Los simpatizantes del Al-Masry reaccionaron ingresando al campo de juego, donde atacaron a los futbolistas del equipo rival. Después se dirigieron a las tribunas para agredir a los hinchas del Ahli.
La mayoría de los muertos eran personas que quedaron atrapadas en la huída de la multitud asustada o quienes cayeron desde las gradas, dijeron testigos.
Las imágenes de televisión mostraron a los hinchas dentro de la cancha persiguiendo a los futbolistas del conjunto visitante luego de el árbitro finalizara el encuentro.
Un pequeño grupo de policías antidisturbios formó un pasillo para tratar de proteger a los futbolistas, pero parecía incapaz de detener a los hinchas que golpeaban a los jugadores en su huida.
"Esto no es fútbol. Esta es una guerra y la gente se está muriendo frente a nosotros. No había (...) seguridad ni ambulancias", dijo Mohamed Abo Treika, jugador del Al Ahli en el canal de televisión del club.
"Hago un llamado a que la liga (doméstica) sea suspendida. Esta es un situación horrible y no puede ser olvidada", agregó.
La televisión estatal informó que la federación de fútbol de Egipto canceló indefinidamente los partidos de la primera división local.
GOBIERNO ENVIA HELICOPTEROS
El presidente de la junta militar que gobierna el país, Mohamed Hussein Tantawi, ordenó el envío de dos helicópteros al estadio de Port Said para evacuar a los hinchas y jugadores del equipo visitante, dijeron fuentes militares.
Las naves iban a llevar a los heridos a hospitales militares, señalaron las fuentes.
El funcionario agregó que se había formado una comisión para investigar la violencia originada por el fútbol en el país.

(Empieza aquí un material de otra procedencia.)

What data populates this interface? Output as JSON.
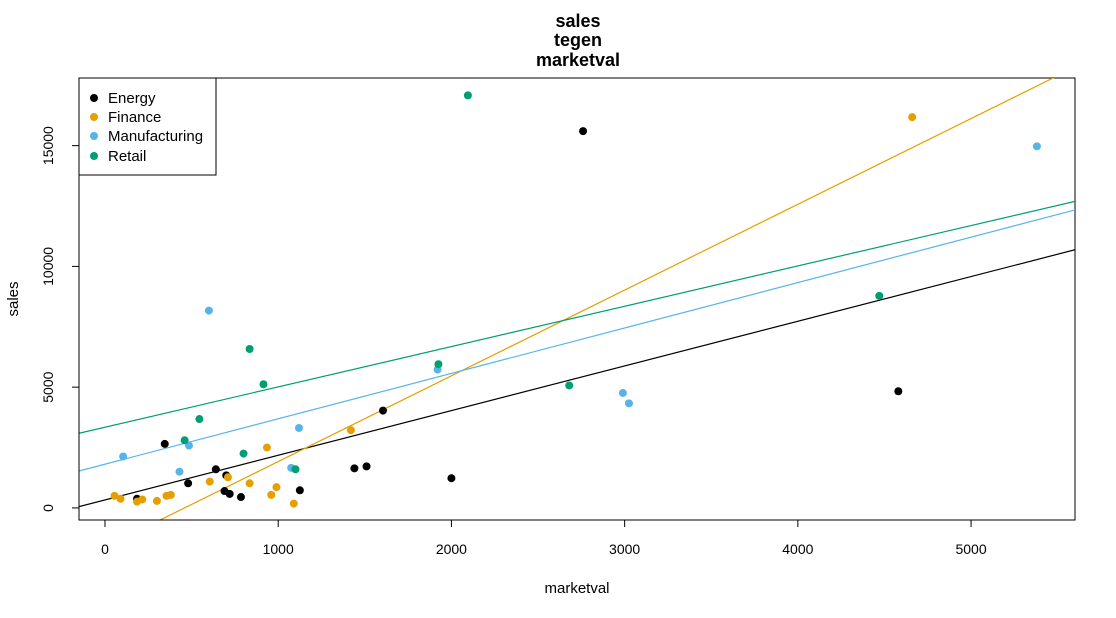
{
  "chart_data": {
    "type": "scatter",
    "title": [
      "sales",
      "tegen",
      "marketval"
    ],
    "xlabel": "marketval",
    "ylabel": "sales",
    "xlim": [
      -150,
      5600
    ],
    "ylim": [
      -500,
      17800
    ],
    "xticks": [
      0,
      1000,
      2000,
      3000,
      4000,
      5000
    ],
    "yticks": [
      0,
      5000,
      10000,
      15000
    ],
    "grid": false,
    "legend_position": "top-left",
    "series": [
      {
        "name": "Energy",
        "color": "#000000",
        "points": [
          [
            185,
            380
          ],
          [
            345,
            2650
          ],
          [
            480,
            1020
          ],
          [
            640,
            1600
          ],
          [
            690,
            700
          ],
          [
            700,
            1350
          ],
          [
            720,
            580
          ],
          [
            785,
            450
          ],
          [
            1125,
            730
          ],
          [
            1440,
            1640
          ],
          [
            1510,
            1720
          ],
          [
            1605,
            4030
          ],
          [
            2000,
            1230
          ],
          [
            2760,
            15600
          ],
          [
            4580,
            4830
          ]
        ],
        "fit": {
          "intercept": 330,
          "slope": 1.85
        }
      },
      {
        "name": "Finance",
        "color": "#E69F00",
        "points": [
          [
            55,
            500
          ],
          [
            90,
            380
          ],
          [
            185,
            260
          ],
          [
            215,
            350
          ],
          [
            300,
            290
          ],
          [
            355,
            500
          ],
          [
            380,
            540
          ],
          [
            605,
            1090
          ],
          [
            710,
            1270
          ],
          [
            835,
            1020
          ],
          [
            935,
            2500
          ],
          [
            960,
            540
          ],
          [
            990,
            860
          ],
          [
            1090,
            180
          ],
          [
            1420,
            3220
          ],
          [
            4660,
            16180
          ]
        ],
        "fit": {
          "intercept": -1630,
          "slope": 3.55
        }
      },
      {
        "name": "Manufacturing",
        "color": "#56B4E9",
        "points": [
          [
            105,
            2130
          ],
          [
            430,
            1500
          ],
          [
            485,
            2580
          ],
          [
            600,
            8170
          ],
          [
            1075,
            1660
          ],
          [
            1120,
            3310
          ],
          [
            1920,
            5730
          ],
          [
            2990,
            4760
          ],
          [
            3025,
            4330
          ],
          [
            5380,
            14970
          ]
        ],
        "fit": {
          "intercept": 1810,
          "slope": 1.88
        }
      },
      {
        "name": "Retail",
        "color": "#009E73",
        "points": [
          [
            460,
            2800
          ],
          [
            545,
            3680
          ],
          [
            800,
            2250
          ],
          [
            835,
            6580
          ],
          [
            915,
            5120
          ],
          [
            1100,
            1600
          ],
          [
            1925,
            5950
          ],
          [
            2095,
            17080
          ],
          [
            2680,
            5070
          ],
          [
            4470,
            8780
          ]
        ],
        "fit": {
          "intercept": 3340,
          "slope": 1.67
        }
      }
    ]
  }
}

En tanto, el presidente de la FIFA, Joseph Blatter, expresó su consternación por la tragedia. "Este es un día negro para el fútbol. Esta situación catastrófica es inimaginable y no debería ocurrir", dijo en un comunicado.
Albadry Farghali, miembro del Parlamento en representación de Port Said, acusó a los funcionarios y las fuerzas de seguridad de permitir el desastre, señalando que aún tienen lazos con el gobierno del presidente Hosni Mubarak, derrocado hace un año.